Article featuring commentary from CURE Grantee Dr. Pavel Klein
Doing routine monitoring of drug levels of the newer antiepileptic drugs (AEDs) may not lead to better seizure control or treatment tolerance for patients with epilepsy, according to a randomized trial from Switzerland.
The trial compared a group of patients whose doctors knew the results of their patient’s systematic therapeutic drug monitoring with a group of patients whose blood test results were not revealed to the treating physician. The investigators found no notable difference between the two groups when it came to seizure control and adverse events over the length of the study, which was published in the January issue of Annals of Neurology.
“The main finding is that despite the variable bioavailability of the newer- generation AEDs, the systematic monitoring of their plasma levels does not bring a tangible benefit for patients,” said Jan Novy, MD, PhD, the study supervisor, neurologist, and senior lecturer at the University of Lausanne.

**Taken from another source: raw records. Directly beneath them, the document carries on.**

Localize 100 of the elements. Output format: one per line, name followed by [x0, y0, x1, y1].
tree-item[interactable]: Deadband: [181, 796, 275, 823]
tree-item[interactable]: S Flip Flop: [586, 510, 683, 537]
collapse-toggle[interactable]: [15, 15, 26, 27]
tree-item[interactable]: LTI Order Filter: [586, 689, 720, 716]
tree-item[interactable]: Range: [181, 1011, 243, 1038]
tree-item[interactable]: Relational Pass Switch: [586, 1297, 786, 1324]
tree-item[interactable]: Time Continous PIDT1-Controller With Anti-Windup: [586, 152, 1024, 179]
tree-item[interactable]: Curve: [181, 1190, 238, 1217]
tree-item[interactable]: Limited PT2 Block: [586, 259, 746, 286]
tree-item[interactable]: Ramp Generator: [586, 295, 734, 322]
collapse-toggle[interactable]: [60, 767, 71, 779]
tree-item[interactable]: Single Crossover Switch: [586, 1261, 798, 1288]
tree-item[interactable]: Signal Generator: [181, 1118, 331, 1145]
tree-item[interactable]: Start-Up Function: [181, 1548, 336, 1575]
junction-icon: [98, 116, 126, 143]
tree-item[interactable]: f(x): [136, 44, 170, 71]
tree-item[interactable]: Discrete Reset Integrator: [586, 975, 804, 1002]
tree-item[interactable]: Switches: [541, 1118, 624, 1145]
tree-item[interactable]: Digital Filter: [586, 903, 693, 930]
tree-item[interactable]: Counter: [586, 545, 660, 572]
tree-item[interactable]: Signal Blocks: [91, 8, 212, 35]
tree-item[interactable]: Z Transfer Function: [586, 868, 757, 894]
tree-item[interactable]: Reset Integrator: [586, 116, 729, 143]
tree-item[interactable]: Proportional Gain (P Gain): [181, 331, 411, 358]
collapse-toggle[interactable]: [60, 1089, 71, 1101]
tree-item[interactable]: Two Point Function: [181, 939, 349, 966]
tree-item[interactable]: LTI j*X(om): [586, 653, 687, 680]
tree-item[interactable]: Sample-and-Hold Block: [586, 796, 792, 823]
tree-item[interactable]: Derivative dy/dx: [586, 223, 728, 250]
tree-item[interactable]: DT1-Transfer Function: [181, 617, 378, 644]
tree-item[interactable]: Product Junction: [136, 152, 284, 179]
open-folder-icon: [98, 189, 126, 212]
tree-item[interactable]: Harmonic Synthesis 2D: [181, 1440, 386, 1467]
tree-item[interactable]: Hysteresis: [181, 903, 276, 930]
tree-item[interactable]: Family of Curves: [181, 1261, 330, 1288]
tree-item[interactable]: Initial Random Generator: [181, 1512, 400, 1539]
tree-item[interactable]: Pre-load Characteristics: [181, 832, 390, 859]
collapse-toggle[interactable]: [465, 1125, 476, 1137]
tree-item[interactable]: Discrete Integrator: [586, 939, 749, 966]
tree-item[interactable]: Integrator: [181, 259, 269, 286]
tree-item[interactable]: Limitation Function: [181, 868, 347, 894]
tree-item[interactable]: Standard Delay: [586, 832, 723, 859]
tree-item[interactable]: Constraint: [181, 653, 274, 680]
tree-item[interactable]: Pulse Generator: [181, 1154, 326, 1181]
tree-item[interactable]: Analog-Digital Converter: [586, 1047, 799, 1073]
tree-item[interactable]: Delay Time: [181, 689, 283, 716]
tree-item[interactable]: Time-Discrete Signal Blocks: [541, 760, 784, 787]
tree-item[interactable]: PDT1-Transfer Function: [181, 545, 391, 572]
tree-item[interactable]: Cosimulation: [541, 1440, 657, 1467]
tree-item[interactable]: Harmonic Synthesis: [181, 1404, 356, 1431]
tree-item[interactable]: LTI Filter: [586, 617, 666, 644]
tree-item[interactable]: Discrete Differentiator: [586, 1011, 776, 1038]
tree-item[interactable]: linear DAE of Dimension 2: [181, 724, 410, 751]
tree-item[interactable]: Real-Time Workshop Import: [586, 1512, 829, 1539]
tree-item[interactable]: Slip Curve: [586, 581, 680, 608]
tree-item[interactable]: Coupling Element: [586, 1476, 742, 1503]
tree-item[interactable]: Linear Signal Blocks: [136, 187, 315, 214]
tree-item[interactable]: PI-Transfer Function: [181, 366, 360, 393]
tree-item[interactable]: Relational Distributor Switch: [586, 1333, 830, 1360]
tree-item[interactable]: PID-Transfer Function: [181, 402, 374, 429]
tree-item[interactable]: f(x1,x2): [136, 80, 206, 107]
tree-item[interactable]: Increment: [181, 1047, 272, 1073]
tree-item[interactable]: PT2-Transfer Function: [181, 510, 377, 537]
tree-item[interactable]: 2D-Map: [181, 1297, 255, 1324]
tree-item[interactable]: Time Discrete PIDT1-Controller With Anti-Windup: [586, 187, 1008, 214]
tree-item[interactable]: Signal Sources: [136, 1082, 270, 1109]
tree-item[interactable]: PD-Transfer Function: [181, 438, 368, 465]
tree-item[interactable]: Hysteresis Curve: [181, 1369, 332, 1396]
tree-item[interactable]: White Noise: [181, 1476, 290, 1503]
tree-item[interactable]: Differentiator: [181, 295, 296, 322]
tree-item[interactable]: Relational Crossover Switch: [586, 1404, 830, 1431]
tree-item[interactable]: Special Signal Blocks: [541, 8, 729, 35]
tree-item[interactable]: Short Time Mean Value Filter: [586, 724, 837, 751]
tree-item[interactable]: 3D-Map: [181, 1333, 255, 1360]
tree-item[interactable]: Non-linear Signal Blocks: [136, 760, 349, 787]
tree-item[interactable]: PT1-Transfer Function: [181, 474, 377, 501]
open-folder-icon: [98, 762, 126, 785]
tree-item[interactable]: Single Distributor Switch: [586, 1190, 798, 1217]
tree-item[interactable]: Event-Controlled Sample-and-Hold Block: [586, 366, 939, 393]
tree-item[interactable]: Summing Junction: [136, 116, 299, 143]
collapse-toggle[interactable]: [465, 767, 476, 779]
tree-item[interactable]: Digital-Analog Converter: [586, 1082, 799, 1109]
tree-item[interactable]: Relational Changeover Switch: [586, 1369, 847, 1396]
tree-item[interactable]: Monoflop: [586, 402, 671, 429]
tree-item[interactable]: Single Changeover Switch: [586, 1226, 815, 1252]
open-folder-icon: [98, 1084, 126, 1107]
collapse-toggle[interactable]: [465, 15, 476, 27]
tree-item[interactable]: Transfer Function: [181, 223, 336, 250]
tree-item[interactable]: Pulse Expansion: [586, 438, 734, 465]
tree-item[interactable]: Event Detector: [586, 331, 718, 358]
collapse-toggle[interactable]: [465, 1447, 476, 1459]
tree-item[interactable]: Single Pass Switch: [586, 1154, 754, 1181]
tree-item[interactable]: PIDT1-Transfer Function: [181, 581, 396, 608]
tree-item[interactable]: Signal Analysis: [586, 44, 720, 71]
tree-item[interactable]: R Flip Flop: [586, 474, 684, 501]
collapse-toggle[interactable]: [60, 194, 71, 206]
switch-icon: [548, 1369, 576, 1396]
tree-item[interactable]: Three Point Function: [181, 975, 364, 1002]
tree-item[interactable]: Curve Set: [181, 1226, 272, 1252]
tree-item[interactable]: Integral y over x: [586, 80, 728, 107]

However, therapeutic drug monitoring of the newer AEDs is advisable in certain situations, such as when the patient is pregnant or there is a suspicion the patient is not taking the medication as prescribed, Dr. Novy told Neurology Today in an interview.
Pavel Klein, MD, FAAN, founder and director of the Mid-Atlantic Epilepsy Center In Bethesda, MD, said the new study echoes an epilepsy treatment mantra he learned in residency that “you treat the patient, not blood levels.”
“The study confirms the general clinical practice impression that usefulness of getting drug levels on the newer AEDs is limited when you compare a patient against the general population, especially given the broad therapeutic ranges of the newer AEDs, which are so broad as to be virtually meaningless.”